The fastest profit growth in 16 years means no companies in the Standard & Poor's 500 Index are likely to lower their dividends this quarter, the first time that's happened since 2004.

Of 245 companies in the index yet to announce payouts, 218 will probably keep their level and 27 may increase, according to forecasts based on data compiled by Bloomberg. The projections come from criteria such as options prices, comparisons with competitors and statements from management. S&P 500 dividends were slashed by a record $52 billion in 2009, S&P data show.

"Dividends show what companies are really saying, how they feel about the economy and their prospects," said Tom Wirth, senior investment officer at Chemung Canal Trust Co., which manages $1.6 billion in Elmira, New York. "When no companies are cutting, that is a signal that the economy is doing well, and it certainly helps the stock market."

Earnings in the S&P 500 rose 176 percent in the fourth quarter and probably climbed 44 percent in the first three months of 2010, giving companies a record stockpile of cash, estimates compiled by Bloomberg show. That helped spur Starbucks Corp., the world's largest chain of coffee shops, to offer its first-ever dividend, while Safeway Inc., Exxon Mobil Corp. and Chevron Corp. may boost theirs, the data show.

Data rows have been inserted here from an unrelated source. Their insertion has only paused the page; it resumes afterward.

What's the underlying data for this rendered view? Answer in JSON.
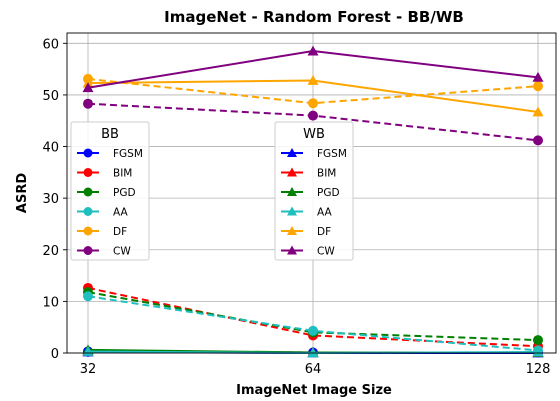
{
  "chart_data": {
    "type": "line",
    "title": "ImageNet - Random Forest - BB/WB",
    "xlabel": "ImageNet Image Size",
    "ylabel": "ASRD",
    "x": [
      32,
      64,
      128
    ],
    "x_tick_labels": [
      "32",
      "64",
      "128"
    ],
    "y_ticks": [
      0,
      10,
      20,
      30,
      40,
      50,
      60
    ],
    "ylim": [
      0,
      62
    ],
    "grid": true,
    "legends": [
      {
        "title": "BB",
        "placement": "center-left",
        "marker": "circle",
        "entries": [
          "FGSM",
          "BIM",
          "PGD",
          "AA",
          "DF",
          "CW"
        ]
      },
      {
        "title": "WB",
        "placement": "center",
        "marker": "triangle",
        "entries": [
          "FGSM",
          "BIM",
          "PGD",
          "AA",
          "DF",
          "CW"
        ]
      }
    ],
    "colors": {
      "FGSM": "#0000ff",
      "BIM": "#ff0000",
      "PGD": "#008000",
      "AA": "#1fbfbf",
      "DF": "#ffa500",
      "CW": "#800080"
    },
    "series": [
      {
        "group": "BB",
        "name": "FGSM",
        "style": "dashed",
        "marker": "circle",
        "values": [
          0.3,
          0.1,
          0.1
        ]
      },
      {
        "group": "BB",
        "name": "BIM",
        "style": "dashed",
        "marker": "circle",
        "values": [
          12.6,
          3.4,
          1.3
        ]
      },
      {
        "group": "BB",
        "name": "PGD",
        "style": "dashed",
        "marker": "circle",
        "values": [
          11.8,
          4.0,
          2.5
        ]
      },
      {
        "group": "BB",
        "name": "AA",
        "style": "dashed",
        "marker": "circle",
        "values": [
          11.0,
          4.3,
          0.5
        ]
      },
      {
        "group": "BB",
        "name": "DF",
        "style": "dashed",
        "marker": "circle",
        "values": [
          53.1,
          48.4,
          51.7
        ]
      },
      {
        "group": "BB",
        "name": "CW",
        "style": "dashed",
        "marker": "circle",
        "values": [
          48.3,
          46.0,
          41.2
        ]
      },
      {
        "group": "WB",
        "name": "FGSM",
        "style": "solid",
        "marker": "triangle",
        "values": [
          0.2,
          0.0,
          0.0
        ]
      },
      {
        "group": "WB",
        "name": "BIM",
        "style": "solid",
        "marker": "triangle",
        "values": [
          0.4,
          0.1,
          0.1
        ]
      },
      {
        "group": "WB",
        "name": "PGD",
        "style": "solid",
        "marker": "triangle",
        "values": [
          0.6,
          0.1,
          0.1
        ]
      },
      {
        "group": "WB",
        "name": "AA",
        "style": "solid",
        "marker": "triangle",
        "values": [
          0.3,
          0.0,
          0.2
        ]
      },
      {
        "group": "WB",
        "name": "DF",
        "style": "solid",
        "marker": "triangle",
        "values": [
          52.3,
          52.8,
          46.7
        ]
      },
      {
        "group": "WB",
        "name": "CW",
        "style": "solid",
        "marker": "triangle",
        "values": [
          51.4,
          58.5,
          53.4
        ]
      }
    ]
  }
}
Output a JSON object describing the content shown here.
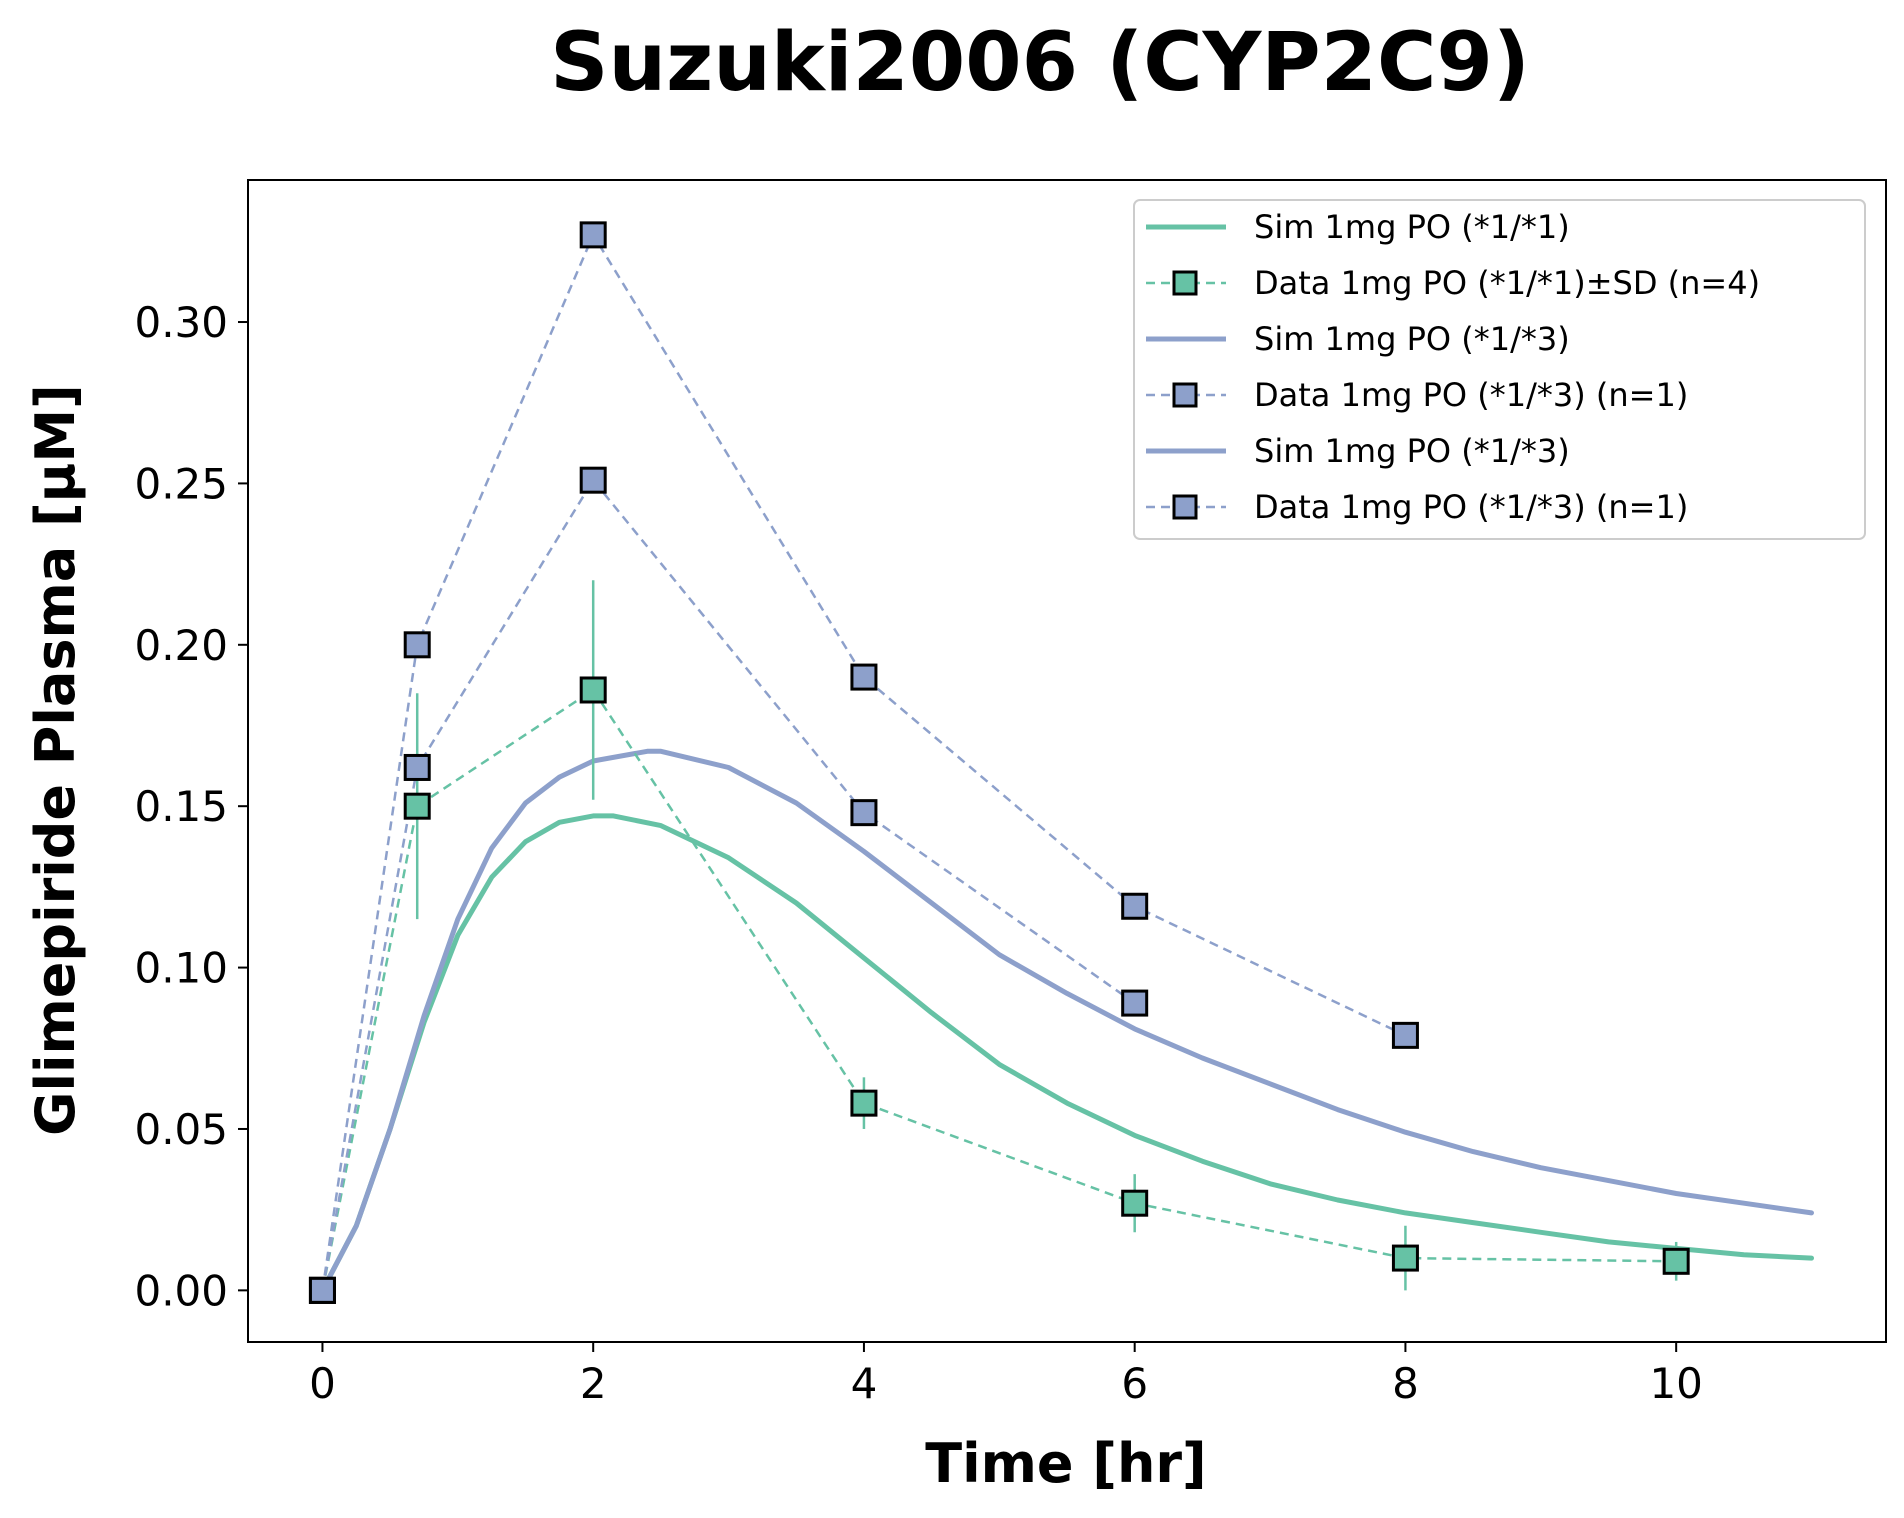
{
  "chart_data": {
    "type": "line",
    "title": "Suzuki2006 (CYP2C9)",
    "xlabel": "Time [hr]",
    "ylabel": "Glimepiride Plasma [µM]",
    "xlim": [
      -0.55,
      11.55
    ],
    "ylim": [
      -0.016,
      0.344
    ],
    "xticks": [
      0,
      2,
      4,
      6,
      8,
      10
    ],
    "xtick_labels": [
      "0",
      "2",
      "4",
      "6",
      "8",
      "10"
    ],
    "yticks": [
      0.0,
      0.05,
      0.1,
      0.15,
      0.2,
      0.25,
      0.3
    ],
    "ytick_labels": [
      "0.00",
      "0.05",
      "0.10",
      "0.15",
      "0.20",
      "0.25",
      "0.30"
    ],
    "grid": false,
    "legend_position": "top-right",
    "legend": [
      {
        "label": "Sim 1mg PO (*1/*1)",
        "kind": "line",
        "color": "#66c2a5"
      },
      {
        "label": "Data 1mg PO (*1/*1)±SD (n=4)",
        "kind": "marker",
        "color": "#66c2a5"
      },
      {
        "label": "Sim 1mg PO (*1/*3)",
        "kind": "line",
        "color": "#8da0cb"
      },
      {
        "label": "Data 1mg PO (*1/*3) (n=1)",
        "kind": "marker",
        "color": "#8da0cb"
      },
      {
        "label": "Sim 1mg PO (*1/*3)",
        "kind": "line",
        "color": "#8da0cb"
      },
      {
        "label": "Data 1mg PO (*1/*3) (n=1)",
        "kind": "marker",
        "color": "#8da0cb"
      }
    ],
    "sim_series": [
      {
        "color": "#66c2a5",
        "x": [
          0,
          0.25,
          0.5,
          0.75,
          1.0,
          1.25,
          1.5,
          1.75,
          2.0,
          2.15,
          2.5,
          3.0,
          3.5,
          4.0,
          4.5,
          5.0,
          5.5,
          6.0,
          6.5,
          7.0,
          7.5,
          8.0,
          8.5,
          9.0,
          9.5,
          10.0,
          10.5,
          11.0
        ],
        "y": [
          0.0,
          0.02,
          0.05,
          0.083,
          0.11,
          0.128,
          0.139,
          0.145,
          0.147,
          0.147,
          0.144,
          0.134,
          0.12,
          0.103,
          0.086,
          0.07,
          0.058,
          0.048,
          0.04,
          0.033,
          0.028,
          0.024,
          0.021,
          0.018,
          0.015,
          0.013,
          0.011,
          0.01
        ]
      },
      {
        "color": "#8da0cb",
        "x": [
          0,
          0.25,
          0.5,
          0.75,
          1.0,
          1.25,
          1.5,
          1.75,
          2.0,
          2.4,
          2.5,
          3.0,
          3.5,
          4.0,
          4.5,
          5.0,
          5.5,
          6.0,
          6.5,
          7.0,
          7.5,
          8.0,
          8.5,
          9.0,
          9.5,
          10.0,
          10.5,
          11.0
        ],
        "y": [
          0.0,
          0.02,
          0.05,
          0.085,
          0.115,
          0.137,
          0.151,
          0.159,
          0.164,
          0.167,
          0.167,
          0.162,
          0.151,
          0.136,
          0.12,
          0.104,
          0.092,
          0.081,
          0.072,
          0.064,
          0.056,
          0.049,
          0.043,
          0.038,
          0.034,
          0.03,
          0.027,
          0.024
        ]
      }
    ],
    "data_series": [
      {
        "color": "#66c2a5",
        "x": [
          0,
          0.7,
          2,
          4,
          6,
          8,
          10
        ],
        "y": [
          0.0,
          0.15,
          0.186,
          0.058,
          0.027,
          0.01,
          0.009
        ],
        "sd": [
          0.0,
          0.035,
          0.034,
          0.008,
          0.009,
          0.01,
          0.006
        ]
      },
      {
        "color": "#8da0cb",
        "x": [
          0,
          0.7,
          2,
          4,
          6,
          8
        ],
        "y": [
          0.0,
          0.2,
          0.327,
          0.19,
          0.119,
          0.079
        ]
      },
      {
        "color": "#8da0cb",
        "x": [
          0,
          0.7,
          2,
          4,
          6
        ],
        "y": [
          0.0,
          0.162,
          0.251,
          0.148,
          0.089
        ]
      }
    ]
  }
}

International Business Machines Corp., the world's biggest computer-services provider, increased its payout by 18 percent yesterday, more than forecast by Bloomberg. IBM is based in Armonk, New York.

Dividends were cut to the bone or eliminated during the credit crisis. As the recession ends, it is probably now reasonable to assume that remaining dividends are comparatively secure and the above article suggests they are beginning to increase, albeit from a relatively low base. The yield on Master Limited Partnerships or Canadian incomes trusts are probably now more secure for similar reasons. Earnings have been spectacular over the last six months, at least in part because of cost savings and favourable year over year comparisons. These benefits are unlikely to be repeated. Most companies have relatively limited scope to increase margins so soon after a recession, so while there is room for optimism, it needs to be tested against the chart action.

The Dow Jones Industrials found support in the region of the 200-day moving average in February and rallied impressively, becoming somewhat overextended relative to the 200-day moving average in the process. Yesterday was the second downward dynamic in as many weeks and caps the short-term advance. Wall Street has been steadier than most European markets and so far there is little evidence that this is anything other than a temporary interlude in the broad medium-term uptrend, which in extremis is likely to be limited to a mean reversion towards the 200-day MA.

The Stoxx 50 failed to sustain the break to new recovery highs earlier this month and has already pulled back to test the 200-day MA, but an upward dynamic and/or sustained move above 2700 would be required to indicate demand has regained the upper hand.